Allá por principios de esta centuria los europeos nos creíamos los tipos más estupendos, ricos y privilegiados del mundo. Subidos en la bonanza y el crecimiento económico, vivíamos felices porque comprábamos casas con hipotecas facilísimas de conseguir, conducíamos coches de alta gama, nos íbamos de viaje a países exóticos y salíamos de tapas los viernes, de cena los sábados y de vermú los domingos. Aupados en la atalaya de marfil del occidente europeo, oteábamos un horizonte despejado y luminoso, aunque pronto nos dirían que «vivíamos por encima de nuestras posibilidades».

Veíamos la miseria de África como algo ajeno y no nos importaba que nuestros teléfonos móviles se fabricaran con minerales que costaban sangre y muerte a los africanos. Gastábamos gasolina sin saber, o sin querer saberlo, que en Nigeria se masacraba a poblaciones enteras para expoliar sus tierras en busca del oro negro o que en Venezuela se enriquecía una casta política corrupta mientras mucha gente lo pasaba muy mal. Calzábamos zapatillas y vestíamos chaquetas de marca a precios excesivos pero asumibles, cerrando los ojos por la manera en que multinacionales sin escrúpulos sometían hasta situaciones cercanas a una verdadera esclavitud a trabajadores de Pakistán, Ceilán o La India, entre ellos a millones de niños que deberían estar en la escuela en lugar de ser explotados en un taller infecto.

Veíamos la miseria de África como algo ajeno y no nos importaba que nuestros teléfonos móviles se fabricaran con minerales que costaban sangre y muerte a los africanos

Nos rasgábamos las vestiduras cuando veíamos en los telediarios a miles de refugiados viajando y muriendo en pateras en las que trataban de huir de la miseria, la guerra, la explotación y la violencia, pero, como eran «negros y moros» seguíamos a lo nuestro, como si la vida de esos seres humanos nada tuviera que ver con nosotros.

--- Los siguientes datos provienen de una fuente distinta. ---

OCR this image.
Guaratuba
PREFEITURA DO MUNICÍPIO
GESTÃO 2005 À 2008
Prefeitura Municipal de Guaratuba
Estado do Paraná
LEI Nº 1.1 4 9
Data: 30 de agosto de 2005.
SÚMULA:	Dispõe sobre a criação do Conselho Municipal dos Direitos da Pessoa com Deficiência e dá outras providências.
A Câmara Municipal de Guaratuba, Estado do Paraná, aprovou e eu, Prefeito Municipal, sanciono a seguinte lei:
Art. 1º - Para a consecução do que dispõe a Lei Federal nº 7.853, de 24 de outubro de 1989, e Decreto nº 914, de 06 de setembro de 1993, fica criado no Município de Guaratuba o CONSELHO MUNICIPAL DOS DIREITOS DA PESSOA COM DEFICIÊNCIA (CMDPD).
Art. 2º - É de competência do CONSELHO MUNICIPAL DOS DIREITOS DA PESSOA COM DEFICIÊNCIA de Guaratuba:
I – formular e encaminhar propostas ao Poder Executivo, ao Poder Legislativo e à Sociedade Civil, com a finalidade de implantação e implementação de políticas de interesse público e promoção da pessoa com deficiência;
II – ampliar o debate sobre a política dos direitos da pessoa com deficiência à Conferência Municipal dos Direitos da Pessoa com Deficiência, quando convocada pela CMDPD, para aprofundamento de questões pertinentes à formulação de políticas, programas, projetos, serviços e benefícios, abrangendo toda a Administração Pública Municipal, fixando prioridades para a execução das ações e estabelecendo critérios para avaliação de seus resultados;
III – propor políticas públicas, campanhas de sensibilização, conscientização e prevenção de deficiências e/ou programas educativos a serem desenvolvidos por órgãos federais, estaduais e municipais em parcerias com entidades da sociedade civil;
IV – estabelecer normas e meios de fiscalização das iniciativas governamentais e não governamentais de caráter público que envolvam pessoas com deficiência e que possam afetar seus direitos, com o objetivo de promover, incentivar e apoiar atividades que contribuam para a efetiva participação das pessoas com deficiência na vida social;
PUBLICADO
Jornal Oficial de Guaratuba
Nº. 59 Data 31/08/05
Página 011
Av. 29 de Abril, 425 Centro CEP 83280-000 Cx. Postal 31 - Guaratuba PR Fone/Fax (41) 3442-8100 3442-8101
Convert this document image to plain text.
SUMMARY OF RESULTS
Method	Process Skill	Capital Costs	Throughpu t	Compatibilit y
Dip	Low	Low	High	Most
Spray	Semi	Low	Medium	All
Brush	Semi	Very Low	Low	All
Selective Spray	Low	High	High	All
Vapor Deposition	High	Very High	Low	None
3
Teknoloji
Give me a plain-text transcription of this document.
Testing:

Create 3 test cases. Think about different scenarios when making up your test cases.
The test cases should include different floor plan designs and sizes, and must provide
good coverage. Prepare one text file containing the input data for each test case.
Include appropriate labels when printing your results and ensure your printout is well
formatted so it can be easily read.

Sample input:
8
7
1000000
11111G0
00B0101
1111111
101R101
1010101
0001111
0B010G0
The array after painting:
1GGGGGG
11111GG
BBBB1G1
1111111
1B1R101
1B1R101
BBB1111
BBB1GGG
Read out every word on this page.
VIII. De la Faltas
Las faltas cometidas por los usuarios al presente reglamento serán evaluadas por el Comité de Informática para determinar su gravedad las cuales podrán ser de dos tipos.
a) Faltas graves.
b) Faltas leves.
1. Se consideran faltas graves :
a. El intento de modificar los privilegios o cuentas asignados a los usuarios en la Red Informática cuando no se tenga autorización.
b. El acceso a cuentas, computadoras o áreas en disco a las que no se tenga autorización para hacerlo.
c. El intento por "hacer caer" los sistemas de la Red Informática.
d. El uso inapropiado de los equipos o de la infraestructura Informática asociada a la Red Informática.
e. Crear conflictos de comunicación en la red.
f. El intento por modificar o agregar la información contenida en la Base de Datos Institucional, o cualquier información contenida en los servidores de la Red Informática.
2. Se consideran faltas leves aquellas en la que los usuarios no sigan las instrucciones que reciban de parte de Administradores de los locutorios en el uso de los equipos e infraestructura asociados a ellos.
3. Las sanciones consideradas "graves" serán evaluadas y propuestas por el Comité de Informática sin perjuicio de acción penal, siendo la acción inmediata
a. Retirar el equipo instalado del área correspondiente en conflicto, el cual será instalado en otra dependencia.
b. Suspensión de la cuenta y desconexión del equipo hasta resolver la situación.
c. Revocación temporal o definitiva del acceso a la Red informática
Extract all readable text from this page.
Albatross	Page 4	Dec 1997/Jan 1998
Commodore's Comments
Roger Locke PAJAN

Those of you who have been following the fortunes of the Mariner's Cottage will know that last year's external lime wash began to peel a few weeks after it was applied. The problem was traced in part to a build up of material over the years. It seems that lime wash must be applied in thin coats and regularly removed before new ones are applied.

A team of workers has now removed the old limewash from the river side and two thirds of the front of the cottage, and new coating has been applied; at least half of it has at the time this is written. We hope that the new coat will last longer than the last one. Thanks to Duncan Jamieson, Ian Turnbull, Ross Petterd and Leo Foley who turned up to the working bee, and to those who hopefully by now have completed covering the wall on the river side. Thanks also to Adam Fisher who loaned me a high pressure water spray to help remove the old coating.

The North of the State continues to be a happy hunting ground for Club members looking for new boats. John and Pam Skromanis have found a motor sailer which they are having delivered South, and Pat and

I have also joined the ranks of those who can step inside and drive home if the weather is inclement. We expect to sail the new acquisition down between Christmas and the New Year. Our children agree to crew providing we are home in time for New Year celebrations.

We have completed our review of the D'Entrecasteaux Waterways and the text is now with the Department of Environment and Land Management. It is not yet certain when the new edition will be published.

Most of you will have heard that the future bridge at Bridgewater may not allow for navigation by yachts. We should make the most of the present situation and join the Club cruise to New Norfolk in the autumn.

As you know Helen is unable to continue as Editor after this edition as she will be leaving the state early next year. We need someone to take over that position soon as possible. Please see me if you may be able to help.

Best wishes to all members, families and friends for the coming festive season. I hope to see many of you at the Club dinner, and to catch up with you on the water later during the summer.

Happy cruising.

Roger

Consentíamos o hacíamos la vista gorda ante la flagrante corrupción de los «jordipujoles», de los «juancarlosdeborbón» y de tantos otros «próceres» de la patria de banderita cuatribarrada o rojigualda y cartera, mientras aplaudíamos e incluso queríamos ser «triunfadores» como los «marioconde» o los «rodrigorato» de turno (los pongo en cursiva y entre comillas para que no me den arcadas de asco).

En esa vorágine de efímeros brillos, la guerra era cosa que no nos competía, porque creíamos que nunca llegaría hasta la vieja y próspera Europa occidental; pero estos últimos años están resultando un sinvivir. La crisis, la pandemia y ahora la guerra, por obra y gracia de un sátrapa como el presidente ruso, ya está aquí. Dos guerras mundiales y decenas de guerras regionales después, no hemos aprendido nada.